Я -- дерево. Я -- стекло
Шрифт:
— Какие наркотики? — спросил я, нахмурившись.
— Так ты не знал? — Глаза Валентины Олеговны загорелись от возможности посплетничать. Она села так, чтобы видеть мое лицо, и заговорила:
— Надя несколько лет уже принимала наркотики, до того, как пыталась покончить с собой. Не знаю, что именно. Когда у нее начали проявляться симптомы шизофрении, она вроде как их бросила, но симптомы через время опять появились. Все бы ничего, да только Надя — между нами говоря — узнала, что Владимир изменял Марине, и, что та об этом знает.
—
— Имеет, — махнув рукой, ответила она. — У Нади от этого первый психоз и случился.

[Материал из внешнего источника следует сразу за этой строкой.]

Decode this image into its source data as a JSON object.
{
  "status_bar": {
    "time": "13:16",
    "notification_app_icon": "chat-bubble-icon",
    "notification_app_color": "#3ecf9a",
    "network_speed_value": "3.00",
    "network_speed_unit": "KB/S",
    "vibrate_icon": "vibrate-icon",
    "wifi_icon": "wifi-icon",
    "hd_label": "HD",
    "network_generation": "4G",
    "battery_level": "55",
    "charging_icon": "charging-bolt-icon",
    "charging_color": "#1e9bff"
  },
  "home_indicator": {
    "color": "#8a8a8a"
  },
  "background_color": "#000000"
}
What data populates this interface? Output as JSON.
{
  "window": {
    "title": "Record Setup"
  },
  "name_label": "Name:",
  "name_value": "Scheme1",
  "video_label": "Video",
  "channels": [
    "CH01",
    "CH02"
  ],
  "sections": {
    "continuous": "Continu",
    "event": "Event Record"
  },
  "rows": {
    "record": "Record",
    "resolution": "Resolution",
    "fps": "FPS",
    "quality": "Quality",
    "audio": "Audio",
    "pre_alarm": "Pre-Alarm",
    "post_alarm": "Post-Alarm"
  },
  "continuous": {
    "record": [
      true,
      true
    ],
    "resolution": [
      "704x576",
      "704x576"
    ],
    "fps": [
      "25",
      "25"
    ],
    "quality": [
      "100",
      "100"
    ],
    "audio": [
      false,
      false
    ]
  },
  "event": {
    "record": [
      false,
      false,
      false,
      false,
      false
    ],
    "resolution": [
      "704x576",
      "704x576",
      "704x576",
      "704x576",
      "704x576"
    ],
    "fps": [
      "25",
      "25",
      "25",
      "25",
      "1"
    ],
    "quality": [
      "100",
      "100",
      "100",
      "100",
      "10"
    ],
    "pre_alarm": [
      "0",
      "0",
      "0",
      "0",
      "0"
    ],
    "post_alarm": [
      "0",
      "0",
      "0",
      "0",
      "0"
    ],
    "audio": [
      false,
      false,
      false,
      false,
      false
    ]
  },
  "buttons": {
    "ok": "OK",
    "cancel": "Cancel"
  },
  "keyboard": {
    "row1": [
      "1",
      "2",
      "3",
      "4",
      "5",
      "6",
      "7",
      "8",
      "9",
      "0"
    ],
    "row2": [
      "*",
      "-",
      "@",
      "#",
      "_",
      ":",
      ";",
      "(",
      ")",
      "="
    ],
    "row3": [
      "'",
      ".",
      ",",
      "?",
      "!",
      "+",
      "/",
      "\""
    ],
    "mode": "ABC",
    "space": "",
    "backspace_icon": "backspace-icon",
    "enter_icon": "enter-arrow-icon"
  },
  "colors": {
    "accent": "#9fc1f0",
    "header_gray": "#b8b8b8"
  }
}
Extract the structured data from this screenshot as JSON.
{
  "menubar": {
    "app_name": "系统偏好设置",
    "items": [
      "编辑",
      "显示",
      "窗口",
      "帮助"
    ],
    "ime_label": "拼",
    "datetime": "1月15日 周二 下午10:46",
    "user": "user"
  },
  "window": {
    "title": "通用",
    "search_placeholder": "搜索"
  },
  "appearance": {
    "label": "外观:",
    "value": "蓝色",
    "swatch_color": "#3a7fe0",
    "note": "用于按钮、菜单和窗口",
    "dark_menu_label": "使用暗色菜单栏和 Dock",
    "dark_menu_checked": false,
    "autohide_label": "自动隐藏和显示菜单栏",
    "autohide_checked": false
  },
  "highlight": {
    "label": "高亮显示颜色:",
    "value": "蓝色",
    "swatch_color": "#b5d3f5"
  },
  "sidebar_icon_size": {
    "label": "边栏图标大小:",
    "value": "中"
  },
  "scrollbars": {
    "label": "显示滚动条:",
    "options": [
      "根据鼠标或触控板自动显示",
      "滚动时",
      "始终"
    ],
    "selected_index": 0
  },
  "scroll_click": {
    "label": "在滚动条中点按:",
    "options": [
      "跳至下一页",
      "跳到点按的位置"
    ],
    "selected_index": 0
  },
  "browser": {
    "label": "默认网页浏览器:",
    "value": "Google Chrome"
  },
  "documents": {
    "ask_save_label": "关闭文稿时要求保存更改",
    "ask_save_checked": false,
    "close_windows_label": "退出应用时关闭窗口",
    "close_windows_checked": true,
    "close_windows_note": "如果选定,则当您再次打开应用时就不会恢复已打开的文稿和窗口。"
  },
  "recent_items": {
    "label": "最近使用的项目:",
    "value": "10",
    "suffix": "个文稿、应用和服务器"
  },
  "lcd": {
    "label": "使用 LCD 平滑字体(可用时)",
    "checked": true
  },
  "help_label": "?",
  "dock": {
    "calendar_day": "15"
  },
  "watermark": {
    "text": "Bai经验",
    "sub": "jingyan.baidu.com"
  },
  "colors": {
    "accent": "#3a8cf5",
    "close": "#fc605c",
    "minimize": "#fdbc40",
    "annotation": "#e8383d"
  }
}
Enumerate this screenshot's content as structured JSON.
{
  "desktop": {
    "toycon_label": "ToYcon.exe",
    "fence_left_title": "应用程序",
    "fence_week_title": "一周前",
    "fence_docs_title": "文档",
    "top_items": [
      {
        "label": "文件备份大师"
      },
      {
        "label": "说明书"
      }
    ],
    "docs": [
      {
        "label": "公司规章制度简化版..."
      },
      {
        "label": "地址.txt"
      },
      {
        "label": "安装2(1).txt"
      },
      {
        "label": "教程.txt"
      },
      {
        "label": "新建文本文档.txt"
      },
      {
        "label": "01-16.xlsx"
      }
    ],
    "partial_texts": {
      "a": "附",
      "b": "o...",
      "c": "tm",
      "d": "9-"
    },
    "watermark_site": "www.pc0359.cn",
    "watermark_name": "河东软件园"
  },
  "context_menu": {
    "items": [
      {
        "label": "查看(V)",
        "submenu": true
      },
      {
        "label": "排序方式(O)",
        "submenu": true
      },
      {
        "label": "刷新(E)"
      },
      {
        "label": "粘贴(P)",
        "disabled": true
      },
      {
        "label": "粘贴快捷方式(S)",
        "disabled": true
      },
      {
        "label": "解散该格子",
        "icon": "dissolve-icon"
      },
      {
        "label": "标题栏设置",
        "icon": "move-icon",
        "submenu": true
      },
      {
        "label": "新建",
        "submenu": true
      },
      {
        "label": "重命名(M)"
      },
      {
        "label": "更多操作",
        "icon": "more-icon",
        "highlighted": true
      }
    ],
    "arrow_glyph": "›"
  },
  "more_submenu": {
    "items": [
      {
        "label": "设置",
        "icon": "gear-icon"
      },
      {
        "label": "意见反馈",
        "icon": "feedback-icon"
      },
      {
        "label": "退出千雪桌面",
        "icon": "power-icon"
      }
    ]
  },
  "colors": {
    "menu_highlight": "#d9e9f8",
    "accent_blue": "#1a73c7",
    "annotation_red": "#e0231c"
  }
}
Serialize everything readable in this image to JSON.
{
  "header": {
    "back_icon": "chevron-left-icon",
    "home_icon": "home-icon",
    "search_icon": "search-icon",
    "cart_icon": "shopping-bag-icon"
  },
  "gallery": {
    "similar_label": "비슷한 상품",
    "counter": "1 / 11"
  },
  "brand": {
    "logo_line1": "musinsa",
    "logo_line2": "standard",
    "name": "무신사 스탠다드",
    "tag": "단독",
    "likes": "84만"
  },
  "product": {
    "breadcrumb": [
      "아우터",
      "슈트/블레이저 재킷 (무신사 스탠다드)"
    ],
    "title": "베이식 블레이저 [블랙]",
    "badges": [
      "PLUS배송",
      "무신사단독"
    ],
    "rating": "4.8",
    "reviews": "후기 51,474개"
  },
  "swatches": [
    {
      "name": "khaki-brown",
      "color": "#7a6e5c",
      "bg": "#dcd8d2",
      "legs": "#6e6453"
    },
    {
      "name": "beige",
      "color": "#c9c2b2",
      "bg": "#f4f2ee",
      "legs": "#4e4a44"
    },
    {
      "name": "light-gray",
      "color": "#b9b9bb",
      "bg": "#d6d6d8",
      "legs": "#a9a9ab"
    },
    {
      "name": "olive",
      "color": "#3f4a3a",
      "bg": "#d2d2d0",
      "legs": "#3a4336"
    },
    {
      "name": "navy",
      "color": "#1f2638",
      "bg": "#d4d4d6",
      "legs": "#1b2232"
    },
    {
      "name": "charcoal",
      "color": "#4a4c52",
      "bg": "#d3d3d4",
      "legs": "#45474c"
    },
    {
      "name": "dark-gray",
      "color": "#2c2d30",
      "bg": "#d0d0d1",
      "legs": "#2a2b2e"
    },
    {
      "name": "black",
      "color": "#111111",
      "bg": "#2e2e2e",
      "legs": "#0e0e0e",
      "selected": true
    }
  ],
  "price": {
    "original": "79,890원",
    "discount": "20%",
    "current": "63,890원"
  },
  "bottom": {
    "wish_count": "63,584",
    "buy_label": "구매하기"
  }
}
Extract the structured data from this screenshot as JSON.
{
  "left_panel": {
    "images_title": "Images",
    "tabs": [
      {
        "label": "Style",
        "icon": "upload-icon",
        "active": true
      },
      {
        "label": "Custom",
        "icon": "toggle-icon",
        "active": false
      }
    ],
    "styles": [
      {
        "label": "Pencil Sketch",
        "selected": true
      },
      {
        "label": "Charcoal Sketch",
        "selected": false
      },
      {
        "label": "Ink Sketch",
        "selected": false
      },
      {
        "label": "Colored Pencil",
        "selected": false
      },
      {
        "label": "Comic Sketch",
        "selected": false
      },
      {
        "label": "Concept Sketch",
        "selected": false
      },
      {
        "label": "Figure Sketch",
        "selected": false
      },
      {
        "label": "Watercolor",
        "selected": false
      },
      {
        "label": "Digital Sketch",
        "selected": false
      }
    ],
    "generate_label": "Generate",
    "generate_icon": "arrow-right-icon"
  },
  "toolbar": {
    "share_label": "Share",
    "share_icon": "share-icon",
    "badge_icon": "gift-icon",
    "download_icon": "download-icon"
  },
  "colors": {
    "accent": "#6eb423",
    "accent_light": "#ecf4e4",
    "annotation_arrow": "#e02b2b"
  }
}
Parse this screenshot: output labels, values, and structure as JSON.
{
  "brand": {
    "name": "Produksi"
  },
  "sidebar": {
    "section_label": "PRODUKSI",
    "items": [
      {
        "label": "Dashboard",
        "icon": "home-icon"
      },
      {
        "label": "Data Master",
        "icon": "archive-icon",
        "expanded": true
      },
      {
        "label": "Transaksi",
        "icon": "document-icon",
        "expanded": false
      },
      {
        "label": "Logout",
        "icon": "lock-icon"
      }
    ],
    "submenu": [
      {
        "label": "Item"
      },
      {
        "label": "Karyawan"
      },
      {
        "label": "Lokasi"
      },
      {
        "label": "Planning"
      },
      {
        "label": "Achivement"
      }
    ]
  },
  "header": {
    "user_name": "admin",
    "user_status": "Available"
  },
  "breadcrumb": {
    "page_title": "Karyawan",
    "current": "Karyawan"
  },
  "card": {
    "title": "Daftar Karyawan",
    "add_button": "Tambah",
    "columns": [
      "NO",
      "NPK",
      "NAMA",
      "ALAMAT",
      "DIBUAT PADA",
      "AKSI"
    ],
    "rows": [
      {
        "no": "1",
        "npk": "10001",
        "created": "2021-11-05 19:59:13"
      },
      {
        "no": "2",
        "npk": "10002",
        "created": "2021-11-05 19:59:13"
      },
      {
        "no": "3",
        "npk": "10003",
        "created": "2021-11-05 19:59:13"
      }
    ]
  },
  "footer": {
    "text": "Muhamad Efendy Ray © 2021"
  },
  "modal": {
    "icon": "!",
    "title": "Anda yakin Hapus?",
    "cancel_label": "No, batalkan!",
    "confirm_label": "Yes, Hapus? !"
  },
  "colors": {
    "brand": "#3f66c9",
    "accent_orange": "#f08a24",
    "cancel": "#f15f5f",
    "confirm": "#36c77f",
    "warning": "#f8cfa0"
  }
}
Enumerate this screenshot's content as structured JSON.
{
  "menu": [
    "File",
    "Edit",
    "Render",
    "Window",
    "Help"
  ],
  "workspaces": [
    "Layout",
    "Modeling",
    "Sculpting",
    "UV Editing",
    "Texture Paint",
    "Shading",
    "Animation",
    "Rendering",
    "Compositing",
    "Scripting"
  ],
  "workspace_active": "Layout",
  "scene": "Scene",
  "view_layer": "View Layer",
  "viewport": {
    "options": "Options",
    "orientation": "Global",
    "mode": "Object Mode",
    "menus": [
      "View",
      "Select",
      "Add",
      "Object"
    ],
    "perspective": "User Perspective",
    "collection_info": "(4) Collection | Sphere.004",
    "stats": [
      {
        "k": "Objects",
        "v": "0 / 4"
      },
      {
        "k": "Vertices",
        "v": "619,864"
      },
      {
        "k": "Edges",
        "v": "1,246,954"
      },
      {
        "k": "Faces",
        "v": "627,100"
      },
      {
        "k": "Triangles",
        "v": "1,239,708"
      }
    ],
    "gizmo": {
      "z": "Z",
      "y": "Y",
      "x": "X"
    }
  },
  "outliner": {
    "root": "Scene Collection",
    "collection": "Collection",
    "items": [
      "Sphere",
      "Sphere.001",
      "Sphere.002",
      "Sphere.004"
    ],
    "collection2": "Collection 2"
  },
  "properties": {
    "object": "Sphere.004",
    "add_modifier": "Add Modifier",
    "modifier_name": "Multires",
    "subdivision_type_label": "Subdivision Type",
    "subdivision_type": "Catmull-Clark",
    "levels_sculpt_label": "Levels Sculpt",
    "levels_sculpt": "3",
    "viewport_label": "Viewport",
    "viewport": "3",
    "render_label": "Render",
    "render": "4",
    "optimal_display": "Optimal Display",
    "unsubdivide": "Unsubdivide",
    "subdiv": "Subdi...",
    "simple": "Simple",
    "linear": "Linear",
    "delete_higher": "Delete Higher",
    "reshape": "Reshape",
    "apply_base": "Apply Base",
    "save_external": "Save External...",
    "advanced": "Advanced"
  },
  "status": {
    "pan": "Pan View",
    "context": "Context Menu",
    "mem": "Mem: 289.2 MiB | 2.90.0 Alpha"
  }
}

Главное Марина простила, жила-поживала с Владимиром, а вот дочка — пережить не смогла.
Она несколько раз цокнула языком, качая головой.
— Надя сбежала ночью, но через время ее задержали полицейские. Она, полуголая, тонула в фонтане и кричала что-то о крокодилах, — Валентина Олеговна вздохнула, замолчав на некоторое время.
— Маринка сказала мне, что Надя постоянно говорила о взгляде Владимира, якобы он ее обвиняет в чем-то. Слышал такое?
Валентина Олеговна скривилась в негодовании.
— Да я не видела еще большего отчаянья и сожаления, чем у него в глазах! — возмущенно добавила она.
Надя спустилась по лестницам. Мы с Валентиной Олеговной следили за тем, как она медленно передвигается, долго смотрит на дверь, и после выходит на улицу, так же не спеша, двигаясь в сторону беседки.
— Она много времени проводит, разглядывая цветы, — не отрывая от нее взгляда, сказал я.
— Раньше Надя разглядывала картины Босха. Даже шизофреникам надоедает одно и то же.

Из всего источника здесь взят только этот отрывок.